According to the English-language newspaper China Daily, the NHSA holds that excessive treatment fees have long hampered the field of dental implantology. The NHSA drafted regulatory measures aimed at reining in fees for implant treatment and sought feedback from the public in August. China Daily reported that around 90% of the 230 submissions received supported the measures and that the remaining 10% expressed concerns.

Public submissions that were shared with China Daily included statements such as “We don’t want our pension lining the pockets of dental clinics” and “We are looking forward to the campaign because stomatology departments charge very high fees”.

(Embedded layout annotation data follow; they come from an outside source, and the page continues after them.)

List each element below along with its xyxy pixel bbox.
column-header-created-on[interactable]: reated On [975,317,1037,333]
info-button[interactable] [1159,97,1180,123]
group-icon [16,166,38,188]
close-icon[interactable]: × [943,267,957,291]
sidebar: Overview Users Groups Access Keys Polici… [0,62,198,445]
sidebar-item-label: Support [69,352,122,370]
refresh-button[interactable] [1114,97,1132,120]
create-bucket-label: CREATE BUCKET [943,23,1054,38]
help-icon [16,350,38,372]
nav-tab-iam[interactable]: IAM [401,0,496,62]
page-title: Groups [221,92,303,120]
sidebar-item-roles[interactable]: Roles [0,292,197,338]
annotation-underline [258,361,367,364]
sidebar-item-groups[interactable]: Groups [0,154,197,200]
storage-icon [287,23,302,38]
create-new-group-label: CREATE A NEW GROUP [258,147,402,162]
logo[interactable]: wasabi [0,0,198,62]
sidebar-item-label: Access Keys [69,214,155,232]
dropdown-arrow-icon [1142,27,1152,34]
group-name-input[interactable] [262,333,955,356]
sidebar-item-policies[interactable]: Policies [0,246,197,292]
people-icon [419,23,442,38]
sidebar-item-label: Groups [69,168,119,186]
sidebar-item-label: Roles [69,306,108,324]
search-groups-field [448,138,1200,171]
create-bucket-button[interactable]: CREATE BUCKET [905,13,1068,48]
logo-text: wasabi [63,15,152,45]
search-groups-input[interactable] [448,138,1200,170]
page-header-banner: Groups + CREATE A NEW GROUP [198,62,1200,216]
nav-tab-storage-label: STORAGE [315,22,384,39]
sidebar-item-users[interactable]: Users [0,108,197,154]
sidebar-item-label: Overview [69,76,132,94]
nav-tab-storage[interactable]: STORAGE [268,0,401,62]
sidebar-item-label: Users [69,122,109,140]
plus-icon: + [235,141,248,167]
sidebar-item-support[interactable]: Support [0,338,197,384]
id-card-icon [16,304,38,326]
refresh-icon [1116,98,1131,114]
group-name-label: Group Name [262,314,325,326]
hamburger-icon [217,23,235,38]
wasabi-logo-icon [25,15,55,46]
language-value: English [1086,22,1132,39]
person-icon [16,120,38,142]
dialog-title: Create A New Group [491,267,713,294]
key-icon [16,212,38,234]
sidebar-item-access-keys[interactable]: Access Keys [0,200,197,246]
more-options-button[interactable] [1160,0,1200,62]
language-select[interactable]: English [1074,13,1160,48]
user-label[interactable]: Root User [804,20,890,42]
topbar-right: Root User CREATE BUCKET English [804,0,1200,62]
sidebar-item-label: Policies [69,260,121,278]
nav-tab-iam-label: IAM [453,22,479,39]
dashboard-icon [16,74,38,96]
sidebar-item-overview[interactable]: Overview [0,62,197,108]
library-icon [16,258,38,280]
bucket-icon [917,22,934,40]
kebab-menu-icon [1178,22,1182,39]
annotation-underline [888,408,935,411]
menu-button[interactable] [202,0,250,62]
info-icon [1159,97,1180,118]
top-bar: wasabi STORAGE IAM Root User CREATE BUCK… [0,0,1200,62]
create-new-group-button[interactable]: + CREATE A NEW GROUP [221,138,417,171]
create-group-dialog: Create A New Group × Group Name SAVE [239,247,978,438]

The newspaper highlighted the plight of one 82-year-old patient who had had four dental implants placed at private hospitals in the past two years. The patient said that the implant portfolio that she was offered featured consumables from the US, the UK and Germany and that the cost of the implants ranged from a few thousand yuan to over CNY 30,000 (€4,285). The patient settled for value implants made in South Korea which incurred a total treatment cost of around CNY 5,500 per tooth. The patient commented: “I would certainly pick more expensive ones if I were younger. But as I’m over 80, I think these cheaper ones will suffice.”

Some of the public submissions that expressed concerns or were not in favour of the proposed changes pointed to the risk and complexity of the surgical work performed by implantologists. One submission said that the sector should not be stigmatised and added: “The impression that the service is overpriced primarily stems from a lack of qualified dentists. More effort should be devoted to training before considering a move to cut prices.”

The number of implantologists and clinicians trained to perform dental implant surgery in China is estimated to be less than 10,000.

The manager of a private hospital in Beijing opposed the lowering of service fees and stated: “It is the cost of consulting a professional dentist that makes up the bulk of the price—roughly 40%–50%.” The manager stressed that the skill of the surgeon was very important.

Announcing the price cap in a later article in China Daily, the NHSA said that it would first be enforced at public hospitals and that requests for a higher maximum price would be permitted in those parts of China that have higher labour costs. Regional healthcare authorities would help to expose institutions that insist on “overpriced products” and that do not participate in bulk procurement programmes, the newspaper reported.

According to financial news publisher Yicai Global, standardised pricing would also be introduced for dental crown treatments and bone grafting surgeries. It added that implementing the bulk procurement of dental implants would be challenging owing to the fact that most dental implant clinics are privately run. Citing figures from China Insights Consultancy, Yicai Global said that around 21 dental implants are placed per 10,000 inhabitants in China, compared with 630 in South Korea.